Читаем Полутораглазый стрелец полностью

Я недоумеваю: странное отношение к труду, пусть даже неудачному. Но Давид лучше меня понимает брата и спокоен за участь картины. Владимир не первый раз «обрабатывает» таким образом свои полотна. Он сейчас перекроет густым слоем краски приставшие к поверхности комья глины и песку, и — similia similibus (Подобное «лечится· подобным (лат.). — Ред.) — его ландшафт станет плотью от плоти гилейской земли.

VI

Нежная любовь к материалу, отношение к технике воспроизведения предмета на плоскости как к чему-то имманентному самой сути изображаемого побуждали Бурлюков испытывать свои силы во всех видах живописи — масле, акварели, темпере, от красок переходить к карандашу, заниматься офортом, гравюрой, меццо-тинто…[83]

Это было непрерывное творческое кипенье, обрывавшееся только во сне.

Прирожденные колористы, Давид и Владимир, обладая высоко развитым чувством цвета, были вместе с тем и отличными рисовальщиками.

Под несколько вялой, немного расплывчатой линией Владимировых рисунков опытный глаз легко находил звериную мощь первобытных изображений на мамонтовой кости.
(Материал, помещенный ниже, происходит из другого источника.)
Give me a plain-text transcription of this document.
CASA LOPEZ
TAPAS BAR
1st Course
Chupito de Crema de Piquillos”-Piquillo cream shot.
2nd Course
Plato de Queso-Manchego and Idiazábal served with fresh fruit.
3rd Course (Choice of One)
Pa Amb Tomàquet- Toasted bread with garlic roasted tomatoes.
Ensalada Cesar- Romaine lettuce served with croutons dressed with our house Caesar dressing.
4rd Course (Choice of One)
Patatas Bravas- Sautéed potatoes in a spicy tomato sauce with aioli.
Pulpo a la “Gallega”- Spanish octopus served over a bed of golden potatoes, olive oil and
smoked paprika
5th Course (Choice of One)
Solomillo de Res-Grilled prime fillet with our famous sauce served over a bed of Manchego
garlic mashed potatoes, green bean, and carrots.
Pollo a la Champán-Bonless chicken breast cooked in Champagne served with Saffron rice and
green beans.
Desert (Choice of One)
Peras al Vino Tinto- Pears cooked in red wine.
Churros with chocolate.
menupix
И тематически они как-то перекликались: воинственные микроцефалы, которых сотнями плодил младший Бурлюк, были ретроспективными портретами его прагиперборейских предков.

Явлением совсем иного порядка представлялись мне рисунки Давида. Каждый из них хотел быть остовом картины, обрасти мясом, налиться кровью. Но живописец до мозга костей, Бурлюк никогда и не подумал бы перенести их на холст: там объемами, и вообще формой, распоряжался цвет и только цвет. Рисунок жил в почтительном отдалении от поверхности картины, реял в воздухе, располагаясь параллельно к ней, — и все же его месмерическое влияние было непреложным фактом.

Необычайная плодовитость обоих братьев невольно порождала мысль о легкости искусства живописи вообще. Не в этом ли следует искать причину того странного явления, что все более или менее близко соприкасавшиеся с Бурлюками испытывали неодолимое искушение взять в свои руки кисть? О членах их семьи я уже не говорю: за исключением отца и младшей сестры, Марианны, все отдали дань заразе.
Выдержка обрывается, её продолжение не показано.